Efficient nonparametric statistical inference on population feature importance using Shapley values
This work addresses the need for computationally efficient and statistically valid inference on variable importance in prediction tasks, which is crucial for understanding data mechanisms and guiding experimental design, though it is incremental as it builds on existing Shapley value methods.
The paper tackles the problem of performing valid statistical inference on population-level variable importance using Shapley values, which is computationally expensive due to exponential scaling with variables. It proposes an efficient estimator based on random sampling of feature subsets, achieving asymptotically optimal convergence and enabling confidence intervals and hypothesis tests with good finite-sample performance in simulations and real-world mortality prediction tasks.

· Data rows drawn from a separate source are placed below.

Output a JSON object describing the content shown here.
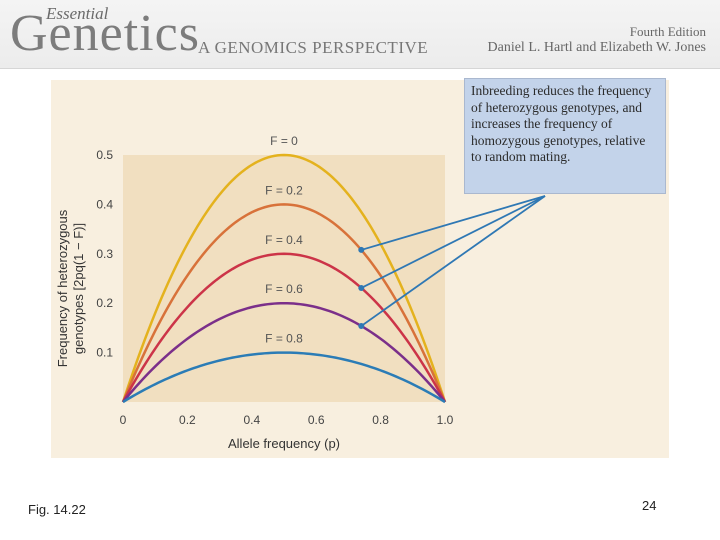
{
  "header": {
    "brand_small": "Essential",
    "brand_big": "Genetics",
    "brand_sub": "A GENOMICS PERSPECTIVE",
    "edition": "Fourth Edition",
    "authors": "Daniel L. Hartl and Elizabeth W. Jones"
  },
  "callout": "Inbreeding reduces the frequency of heterozygous genotypes, and increases the frequency of homozygous genotypes, relative to random mating.",
  "footer": {
    "figure_label": "Fig. 14.22",
    "page_number": "24"
  },
  "colors": {
    "plot_bg": "#f1dfc0",
    "callout_bg": "#c3d3ea",
    "pointer_line": "#2f78b4",
    "series": [
      "#e4b21e",
      "#d8723a",
      "#cc3448",
      "#7b2f8a",
      "#2b7cb6"
    ]
  },
  "chart_data": {
    "type": "line",
    "title": "",
    "xlabel": "Allele frequency (p)",
    "ylabel_line1": "Frequency of heterozygous",
    "ylabel_line2": "genotypes [2pq(1 − F)]",
    "xlim": [
      0,
      1
    ],
    "ylim": [
      0,
      0.5
    ],
    "x_ticks": [
      {
        "value": 0,
        "label": "0"
      },
      {
        "value": 0.2,
        "label": "0.2"
      },
      {
        "value": 0.4,
        "label": "0.4"
      },
      {
        "value": 0.6,
        "label": "0.6"
      },
      {
        "value": 0.8,
        "label": "0.8"
      },
      {
        "value": 1.0,
        "label": "1.0"
      }
    ],
    "y_ticks": [
      {
        "value": 0.1,
        "label": "0.1"
      },
      {
        "value": 0.2,
        "label": "0.2"
      },
      {
        "value": 0.3,
        "label": "0.3"
      },
      {
        "value": 0.4,
        "label": "0.4"
      },
      {
        "value": 0.5,
        "label": "0.5"
      }
    ],
    "grid": false,
    "series": [
      {
        "name": "F = 0",
        "F": 0.0,
        "color": "#e4b21e"
      },
      {
        "name": "F = 0.2",
        "F": 0.2,
        "color": "#d8723a"
      },
      {
        "name": "F = 0.4",
        "F": 0.4,
        "color": "#cc3448"
      },
      {
        "name": "F = 0.6",
        "F": 0.6,
        "color": "#7b2f8a"
      },
      {
        "name": "F = 0.8",
        "F": 0.8,
        "color": "#2b7cb6"
      }
    ],
    "pointer_series": [
      "F = 0.2",
      "F = 0.4",
      "F = 0.6"
    ]
  }
}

The true population-level importance of a variable in a prediction task provides useful knowledge about the underlying data-generating mechanism and can help in deciding which measurements to collect in subsequent experiments. Valid statistical inference on this importance is a key component in understanding the population of interest. We present a computationally efficient procedure for estimating and obtaining valid statistical inference on the Shapley Population Variable Importance Measure (SPVIM). Although the computational complexity of the true SPVIM scales exponentially with the number of variables, we propose an estimator based on randomly sampling only $Θ(n)$ feature subsets given $n$ observations. We prove that our estimator converges at an asymptotically optimal rate. Moreover, by deriving the asymptotic distribution of our estimator, we construct valid confidence intervals and hypothesis tests. Our procedure has good finite-sample performance in simulations, and for an in-hospital mortality prediction task produces similar variable importance estimates when different machine learning algorithms are applied.